The books are filled to the brim with inventive concepts and ideas. For example, on Tschai money does grow, albeit subterranean, not on trees. One might expect that this would make it easy to become rich. Not so. Money remains scarce, because it only grows in one particular region and the Dirdir use this as their hunting ground, where they return to their pre-civilized feral state and hunt the humans that search for money, roasting and eating their prey. Fascinating and puzzling are the decadent Yao, where individuals have a plethora of personal names, each to be used only in precisely defined circumstances that are almost impossible to grasp for outsiders. Some rituals look silly to us, like the sect that considers the act of ingesting nourishment to be something intrinsically personal, not to be performed in public, much like we think about sex. My favorites in the book are the mysterious Pnume, with a recorded history of millions of years. Although the fourth volume of the series plays almost exclusively in their underground realm (somehow, “subterranean” seems out of place and “subtschaian” is awkward), they remain at the end only slightly less mysterious than before.

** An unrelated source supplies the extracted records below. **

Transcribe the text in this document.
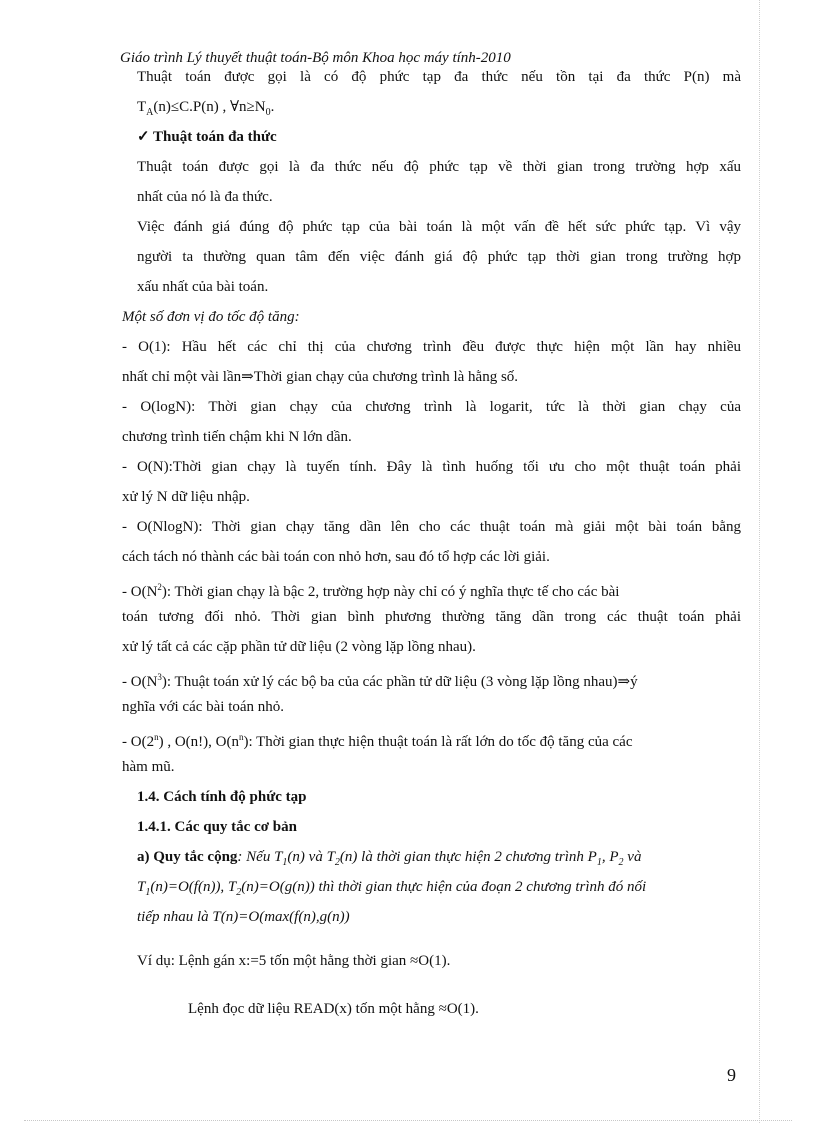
Giáo trình Lý thuyết thuật toán-Bộ môn Khoa học máy tính-2010
Thuật toán được gọi là có độ phức tạp đa thức nếu tồn tại đa thức P(n) mà
$T_A(n)\le C.P(n)$ , $\forall n\ge N_0$.
✓ Thuật toán đa thức
Thuật toán được gọi là đa thức nếu độ phức tạp về thời gian trong trường hợp xấu
nhất của nó là đa thức.
Việc đánh giá đúng độ phức tạp của bài toán là một vấn đề hết sức phức tạp. Vì vậy
người ta thường quan tâm đến việc đánh giá độ phức tạp thời gian trong trường hợp
xấu nhất của bài toán.
Một số đơn vị đo tốc độ tăng:
- O(1): Hầu hết các chỉ thị của chương trình đều được thực hiện một lần hay nhiều
nhất chỉ một vài lần⇒Thời gian chạy của chương trình là hằng số.
- O(logN): Thời gian chạy của chương trình là logarit, tức là thời gian chạy của
chương trình tiến chậm khi N lớn dần.
- O(N):Thời gian chạy là tuyến tính. Đây là tình huống tối ưu cho một thuật toán phải
xử lý N dữ liệu nhập.
- O(NlogN): Thời gian chạy tăng dần lên cho các thuật toán mà giải một bài toán bằng
cách tách nó thành các bài toán con nhỏ hơn, sau đó tổ hợp các lời giải.
- $O(N^2)$: Thời gian chạy là bậc 2, trường hợp này chỉ có ý nghĩa thực tế cho các bài
toán tương đối nhỏ. Thời gian bình phương thường tăng dần trong các thuật toán phải
xử lý tất cả các cặp phần tử dữ liệu (2 vòng lặp lồng nhau).
- $O(N^3)$: Thuật toán xử lý các bộ ba của các phần tử dữ liệu (3 vòng lặp lồng nhau)⇒ý
nghĩa với các bài toán nhỏ.
- O(2$^n$) , O(n!), $O(n^n)$: Thời gian thực hiện thuật toán là rất lớn do tốc độ tăng của các
hàm mũ.
1.4. Cách tính độ phức tạp
1.4.1. Các quy tắc cơ bản
a) Quy tắc cộng: Nếu $T_1(n)$ và $T_2(n)$ là thời gian thực hiện 2 chương trình $P_1$, $P_2$ và
$T_1(n)=O(f(n))$, $T_2(n)=O(g(n))$ thì thời gian thực hiện của đoạn 2 chương trình đó nối
tiếp nhau là T(n)=O(max(f(n),g(n))
Ví dụ: Lệnh gán x:=5 tốn một hằng thời gian ≈O(1).
Lệnh đọc dữ liệu READ(x) tốn một hằng ≈O(1).
9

When reading these descriptions of wonderful, mysterious, silly rituals, cultures, and religions, I find it impossible not to reflect on how real-world religions, rituals, and cultures came about and wonder whether some of our beliefs and habits have perhaps a similar, almost trivial, origin, where someone or some group made up something to further some selfish goal. That, of course, is what good science fiction does: it makes you think.

In short, these books have remained as fascinating as when I read them for the first time, almost half a century ago. Of course, knowing these books so well, by now the surprise is gone for me, although the sense of wonder remains. So I envy you, if you don’t know Tschai yet, because there is no equivalent to the sensation of discovery that you get when you read these books for the first time.